RUGBY – Le deuxième ligne français évoque le combat physique qui attend le XV de France face aux Springboks, samedi…Propos recueilis par Romain Scotto
Comme souvent face aux Sud-Africains, Pascal Papé s’attend à un match très engagé où il faudra sortir les gros bras pour espérer gagner. Le deuxième ligne des Bleus a donc sa petite idée pour faire vaciller une équipe contre laquelle les Bleus réussissent plutôt bien à domicile…
Avez-vous le sentiment qu’une victoire face aux Springboks ferait basculer votre tournée dans le positif?
En tout cas, une nouvelle défaite et on continuerait à être dans la nasse. On ressent une grosse pression. Mais pas forcément négative. Il faut qu’on se lâche.
Sentez-vous que vous gagnez en confiance depuis le début?

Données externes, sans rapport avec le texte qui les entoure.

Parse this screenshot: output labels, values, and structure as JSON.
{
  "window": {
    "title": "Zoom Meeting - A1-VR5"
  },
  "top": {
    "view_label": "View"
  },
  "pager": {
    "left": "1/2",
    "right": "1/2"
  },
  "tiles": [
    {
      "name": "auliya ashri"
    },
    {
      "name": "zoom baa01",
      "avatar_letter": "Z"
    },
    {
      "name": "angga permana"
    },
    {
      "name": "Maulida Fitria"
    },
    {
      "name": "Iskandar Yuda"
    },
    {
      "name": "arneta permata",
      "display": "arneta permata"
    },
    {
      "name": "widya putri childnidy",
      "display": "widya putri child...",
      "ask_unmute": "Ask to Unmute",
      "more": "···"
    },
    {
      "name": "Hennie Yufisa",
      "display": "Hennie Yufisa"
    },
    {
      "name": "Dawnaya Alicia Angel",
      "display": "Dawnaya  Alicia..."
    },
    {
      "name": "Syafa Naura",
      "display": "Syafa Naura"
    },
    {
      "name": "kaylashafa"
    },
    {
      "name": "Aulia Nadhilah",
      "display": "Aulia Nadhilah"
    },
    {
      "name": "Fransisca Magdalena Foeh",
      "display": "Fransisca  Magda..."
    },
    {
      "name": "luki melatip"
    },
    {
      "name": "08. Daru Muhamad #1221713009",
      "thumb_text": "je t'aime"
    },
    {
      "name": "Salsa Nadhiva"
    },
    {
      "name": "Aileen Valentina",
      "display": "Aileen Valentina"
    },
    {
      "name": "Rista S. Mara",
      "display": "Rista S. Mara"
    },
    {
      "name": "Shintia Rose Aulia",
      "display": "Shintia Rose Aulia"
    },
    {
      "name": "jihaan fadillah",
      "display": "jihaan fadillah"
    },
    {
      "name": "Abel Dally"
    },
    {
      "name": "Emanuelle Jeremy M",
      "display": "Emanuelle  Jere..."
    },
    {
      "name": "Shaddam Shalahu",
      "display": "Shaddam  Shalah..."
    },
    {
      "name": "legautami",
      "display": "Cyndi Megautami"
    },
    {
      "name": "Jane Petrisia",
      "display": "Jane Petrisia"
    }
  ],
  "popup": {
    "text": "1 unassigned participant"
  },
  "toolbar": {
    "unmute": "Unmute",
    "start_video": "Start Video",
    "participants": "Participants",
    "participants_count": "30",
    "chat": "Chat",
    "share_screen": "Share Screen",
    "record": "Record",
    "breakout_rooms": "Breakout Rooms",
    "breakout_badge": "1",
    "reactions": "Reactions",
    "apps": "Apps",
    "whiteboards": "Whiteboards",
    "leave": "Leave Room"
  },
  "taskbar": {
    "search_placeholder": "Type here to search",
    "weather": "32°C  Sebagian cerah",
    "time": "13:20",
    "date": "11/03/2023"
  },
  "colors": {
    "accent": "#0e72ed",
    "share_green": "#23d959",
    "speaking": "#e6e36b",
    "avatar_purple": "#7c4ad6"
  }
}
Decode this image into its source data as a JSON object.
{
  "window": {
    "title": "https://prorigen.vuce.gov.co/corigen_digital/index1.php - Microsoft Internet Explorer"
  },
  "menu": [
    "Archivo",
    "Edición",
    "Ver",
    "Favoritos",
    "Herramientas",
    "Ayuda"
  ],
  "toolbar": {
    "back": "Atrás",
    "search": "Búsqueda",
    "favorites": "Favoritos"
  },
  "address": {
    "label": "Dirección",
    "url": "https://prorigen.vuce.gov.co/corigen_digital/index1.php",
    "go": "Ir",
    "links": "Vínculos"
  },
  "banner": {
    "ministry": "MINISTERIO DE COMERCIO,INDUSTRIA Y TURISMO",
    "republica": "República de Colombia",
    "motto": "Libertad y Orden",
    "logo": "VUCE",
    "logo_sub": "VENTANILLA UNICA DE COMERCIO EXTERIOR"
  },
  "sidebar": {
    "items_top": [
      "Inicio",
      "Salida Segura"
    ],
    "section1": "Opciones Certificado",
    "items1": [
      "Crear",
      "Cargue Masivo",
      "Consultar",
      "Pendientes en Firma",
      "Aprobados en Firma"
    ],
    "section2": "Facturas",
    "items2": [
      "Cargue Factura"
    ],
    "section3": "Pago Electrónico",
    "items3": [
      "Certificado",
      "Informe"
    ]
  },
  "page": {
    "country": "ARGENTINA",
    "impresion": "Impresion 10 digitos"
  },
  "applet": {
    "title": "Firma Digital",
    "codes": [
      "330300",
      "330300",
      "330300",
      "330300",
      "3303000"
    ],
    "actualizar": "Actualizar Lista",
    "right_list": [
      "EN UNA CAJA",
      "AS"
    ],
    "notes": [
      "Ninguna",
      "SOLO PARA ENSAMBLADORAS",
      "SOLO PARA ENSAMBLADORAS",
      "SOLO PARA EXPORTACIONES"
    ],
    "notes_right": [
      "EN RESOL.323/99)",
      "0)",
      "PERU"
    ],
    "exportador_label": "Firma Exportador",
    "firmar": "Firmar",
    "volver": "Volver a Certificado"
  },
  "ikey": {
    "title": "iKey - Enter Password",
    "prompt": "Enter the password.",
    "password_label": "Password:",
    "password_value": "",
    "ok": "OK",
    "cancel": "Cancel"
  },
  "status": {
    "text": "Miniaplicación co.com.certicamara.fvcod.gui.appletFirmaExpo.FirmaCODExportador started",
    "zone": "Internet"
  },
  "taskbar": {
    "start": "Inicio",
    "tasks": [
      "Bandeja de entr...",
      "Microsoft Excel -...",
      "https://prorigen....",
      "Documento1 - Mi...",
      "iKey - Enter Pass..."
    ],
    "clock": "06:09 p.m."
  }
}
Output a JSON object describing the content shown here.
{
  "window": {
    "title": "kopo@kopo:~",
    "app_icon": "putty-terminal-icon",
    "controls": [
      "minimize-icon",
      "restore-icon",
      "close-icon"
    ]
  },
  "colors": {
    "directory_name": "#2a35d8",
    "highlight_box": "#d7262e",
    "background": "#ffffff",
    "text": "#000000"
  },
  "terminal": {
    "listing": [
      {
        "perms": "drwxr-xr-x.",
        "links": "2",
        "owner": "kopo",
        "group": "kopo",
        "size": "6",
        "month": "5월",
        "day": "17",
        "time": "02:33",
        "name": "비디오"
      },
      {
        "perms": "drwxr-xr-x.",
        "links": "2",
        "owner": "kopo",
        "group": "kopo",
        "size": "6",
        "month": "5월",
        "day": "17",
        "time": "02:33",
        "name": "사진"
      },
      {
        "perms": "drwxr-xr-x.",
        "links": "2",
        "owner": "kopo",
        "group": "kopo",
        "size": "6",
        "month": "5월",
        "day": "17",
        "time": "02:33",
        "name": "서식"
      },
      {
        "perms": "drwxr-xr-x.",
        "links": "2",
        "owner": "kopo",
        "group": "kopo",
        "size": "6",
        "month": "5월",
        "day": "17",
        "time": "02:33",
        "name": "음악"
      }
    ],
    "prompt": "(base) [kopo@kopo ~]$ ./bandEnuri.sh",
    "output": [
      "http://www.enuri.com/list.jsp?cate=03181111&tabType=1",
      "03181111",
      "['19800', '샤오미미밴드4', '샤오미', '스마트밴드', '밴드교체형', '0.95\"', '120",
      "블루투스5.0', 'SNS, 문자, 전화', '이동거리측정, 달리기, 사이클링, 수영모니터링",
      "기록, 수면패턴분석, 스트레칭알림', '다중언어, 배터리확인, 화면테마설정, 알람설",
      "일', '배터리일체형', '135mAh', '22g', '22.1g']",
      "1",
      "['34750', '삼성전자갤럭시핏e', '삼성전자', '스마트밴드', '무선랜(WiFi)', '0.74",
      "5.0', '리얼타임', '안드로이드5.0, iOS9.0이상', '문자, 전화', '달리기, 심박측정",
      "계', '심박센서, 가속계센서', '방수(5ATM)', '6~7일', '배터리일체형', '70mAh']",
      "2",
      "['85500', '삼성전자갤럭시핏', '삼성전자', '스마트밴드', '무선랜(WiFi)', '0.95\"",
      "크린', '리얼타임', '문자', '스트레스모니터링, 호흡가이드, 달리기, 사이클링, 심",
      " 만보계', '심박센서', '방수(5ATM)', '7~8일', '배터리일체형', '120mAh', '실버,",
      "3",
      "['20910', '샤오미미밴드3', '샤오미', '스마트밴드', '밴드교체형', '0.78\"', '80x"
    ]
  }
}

Il y a beaucoup de mieux. La victoire contre les Tonga était obligatoire mais dans l’aboutissement ce n’est pas non plus une référence. Samedi, on a l’occasion de finir cette tournée en battant la deuxième équipe du monde. Ce serait une référence. On sait ce qui arrive en face, du très costaud, du poids lourd. Ce sera un gros combat. Voilà, je crois que toute l’équipe veut gagner contre ce gros morceau.
Quelle est la différence par rapport aux Blacks?
Ce sont deux équipes qui n’ont rien à voir en terme de jeu. Mais c’est tout aussi efficace. C‘est une équipe de brutes qui use son adversaire physiquement. Il y a peut-être moins de certitudes que chez les Blacks, mais ça marche plutôt bien puisqu’ils gagnent pratiquement tous leurs matchs. On sait que physiquement, on ne pourra pas subir pour gagner.
Comment expliquez-vous que vous réussissez souvent face à cette équipe, notamment à Paris?
C’est dans la culture. A chaque fois que l’équipe de France joue contre des équipes plus fortes, on appréhende mieux le match. On arrive mieux à le préparer. La motivation joue. Inconsciemment aussi quand tu sais que tu affrontes une équipe vraiment difficile, jouer avec la trouille, ça permet de se sublimer. C’est une nation contre laquelle tu dérouilles si tu n’es pas prêt.
En quoi est-il important de les marquer physiquement d’entrée?
Oui, la première chose dans le rugby, c’est l’intensité physique, le combat. C’est leur fond de commerce. Si on arrive à les faire douter là-dessus d’entrée de match, on aura une bonne opportunité. Il ne faut pas s’échapper dans l’affrontement. C’est une équipe plus lourde que nous, mais je ne suis pas certain que ces mecs soient surhumains ou surpuissants. Si on arrive à les plaquer bas, à être prêts, ils sont comme les copains, ils tombent aussi.
Un succès effacerait l’année sombre que vous avez vécue?
Je vous dirai ça après le match. J’espère gagner celui-là. On le mérite. On donnera tout pour finir sur une victoire qui vaut quelque chose. Ça apporterait un peu de confiance dans le groupe et on pourrait aborder une nouvelle saison avec un peu de fraîcheur dans la tête.
La différence de poids entre les deux packs est de plus de 30kg. Comment les contrer? Par la vitesse et la technique?
Déjà, il faut défendre leurs ballons portés. 80% des touches se terminent par un ballon porté et en général une pénalité. Quand ce n’est pas «tentable», c’est un pénalty près de la ligne. Il faut être très fort en défense sur cet aspect là. Et les faire subir parce qu’ils n’ont pas trop l’habitude. Les faire douter là où ils sont forts nous permettra d’y arriver.